In other institutions, the schools are
more like academic departments, with rival faculties competing for students and funding. Even wizards who train apprentices in the solitude of their own towers use the division of magic into schools as a learning device, since the spells of each school require mastery of different techniques.

School of Abjuration

The School of Abjuration emphasizes magic that blocks, banishes, or protects. Detractors of this school say that its tradition is about denial, negation rather than positive assertion. You understand, however, that ending harmful effects, protecting the weak, and banishing evil influences is anything but a philosophical void.

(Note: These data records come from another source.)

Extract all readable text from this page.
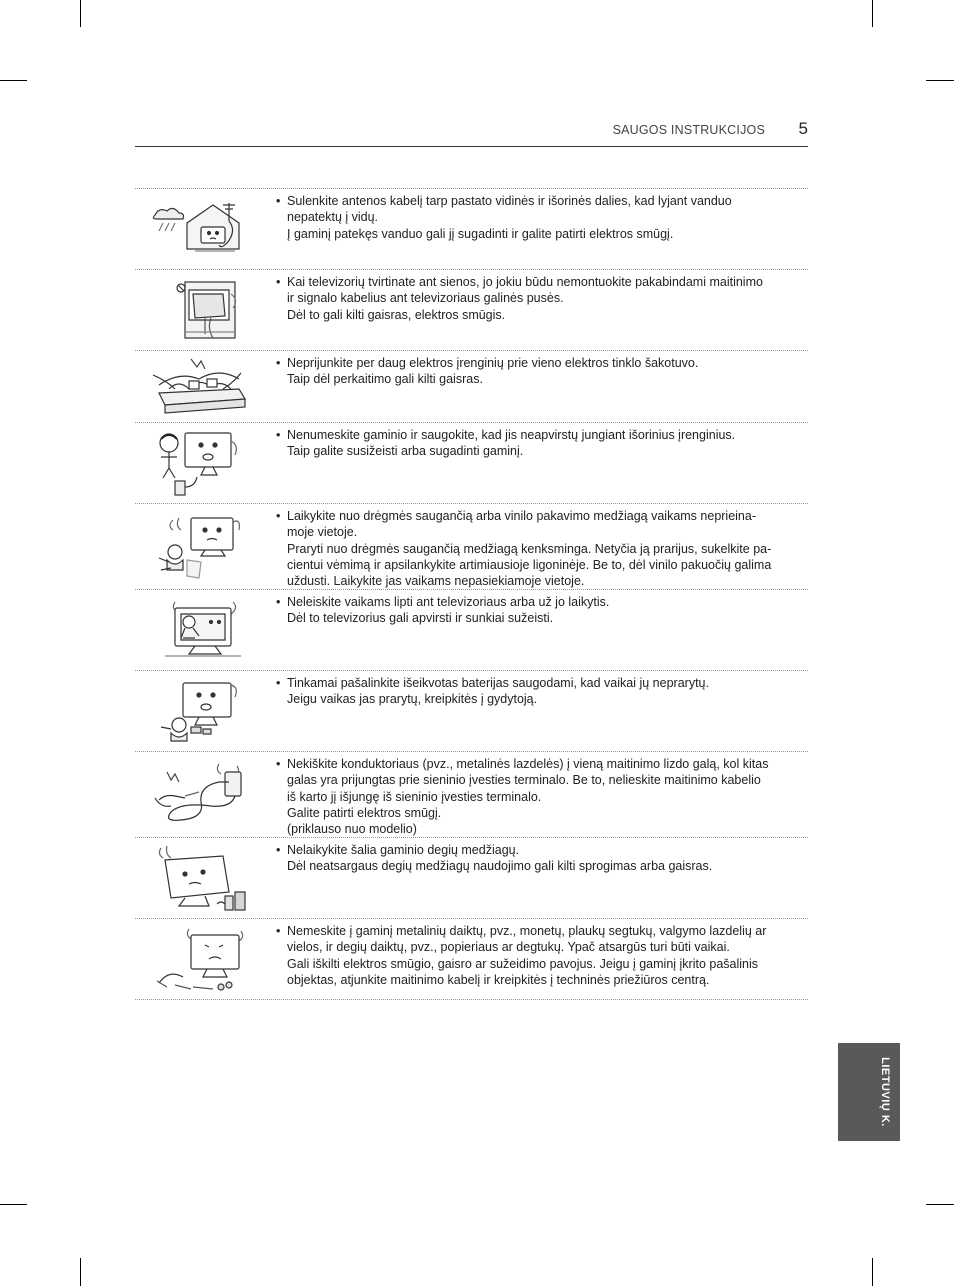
SAUGOS INSTRUKCIJOS 5
• Sulenkite antenos kabelį tarp pastato vidinės ir išorinės dalies, kad lyjant vanduo
nepatektų į vidų.
Į gaminį patekęs vanduo gali jį sugadinti ir galite patirti elektros smūgį.
• Kai televizorių tvirtinate ant sienos, jo jokiu būdu nemontuokite pakabindami maitinimo
ir signalo kabelius ant televizoriaus galinės pusės.
Dėl to gali kilti gaisras, elektros smūgis.
• Neprijunkite per daug elektros įrenginių prie vieno elektros tinklo šakotuvo.
Taip dėl perkaitimo gali kilti gaisras.
• Nenumeskite gaminio ir saugokite, kad jis neapvirstų jungiant išorinius įrenginius.
Taip galite susižeisti arba sugadinti gaminį.
• Laikykite nuo drėgmės saugančią arba vinilo pakavimo medžiagą vaikams neprieina-
moje vietoje.
Praryti nuo drėgmės saugančią medžiagą kenksminga. Netyčia ją prarijus, sukelkite pa-
cientui vėmimą ir apsilankykite artimiausioje ligoninėje. Be to, dėl vinilo pakuočių galima
uždusti. Laikykite jas vaikams nepasiekiamoje vietoje.
• Neleiskite vaikams lipti ant televizoriaus arba už jo laikytis.
Dėl to televizorius gali apvirsti ir sunkiai sužeisti.
• Tinkamai pašalinkite išeikvotas baterijas saugodami, kad vaikai jų neprarytų.
Jeigu vaikas jas prarytų, kreipkitės į gydytoją.
• Nekiškite konduktoriaus (pvz., metalinės lazdelės) į vieną maitinimo lizdo galą, kol kitas
galas yra prijungtas prie sieninio įvesties terminalo. Be to, nelieskite maitinimo kabelio
iš karto jį išjungę iš sieninio įvesties terminalo.
Galite patirti elektros smūgį.
(priklauso nuo modelio)
• Nelaikykite šalia gaminio degių medžiagų.
Dėl neatsargaus degių medžiagų naudojimo gali kilti sprogimas arba gaisras.
• Nemeskite į gaminį metalinių daiktų, pvz., monetų, plaukų segtukų, valgymo lazdelių ar
vielos, ir degių daiktų, pvz., popieriaus ar degtukų. Ypač atsargūs turi būti vaikai.
Gali iškilti elektros smūgio, gaisro ar sužeidimo pavojus. Jeigu į gaminį įkrito pašalinis
objektas, atjunkite maitinimo kabelį ir kreipkitės į techninės priežiūros centrą.
LIETUVIŲ K.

It is a proud and respected vocation.
Called abjurers, members of this school are sought when baleful spirits require exorcism, when important locations must be guarded against magical spying, and when portals to other planes of existence must be closed.

Abjuration Savant

Beginning when you select this school at 2nd level, the gold and time you must spend to copy an abjuration spell into your spellbook is halved.

Arcane Ward

Starting at 2nd level, you can weave magic around yourself for protection. When you cast an abjuration spell of 1st level or higher, you can simultaneously use a strand of the spell’s magic to create a magical ward on yourself that lasts until you finish a long rest. The ward has hit points equal to twice your wizard level + your Intelligence modifier. Whenever you take damage, the ward takes the damage instead.

If this damage reduces the ward to 0 hit points, you take any remaining damage.
While the ward has 0 hit points, it can’t absorb damage, but its magic remains. Whenever you cast an abjuration spell of 1st level or higher, the ward regains a number of hit points equal to twice the level of the spell. Once you create the ward, you can’t create it again until you finish a long rest.

Projected Ward

Starting at 6th level, when a creature that you can see within 30 feet of you takes damage, you can use your reaction to cause your Arcane Ward to absorb that damage. If this damage reduces the ward to 0 hit points, the warded creature takes any remaining damage.

Improved Abjuration

Beginning at 10th level, when you cast an abjuration spell that requires you to make an ability check as a part of casting that spell (as in counterspell and dispel magic), you add your proficiency bonus to that ability check.

Spell Resistance

Starting at 14th level, you have advantage on saving throws against spells. Furthermore, you have resistance against the damage of spells.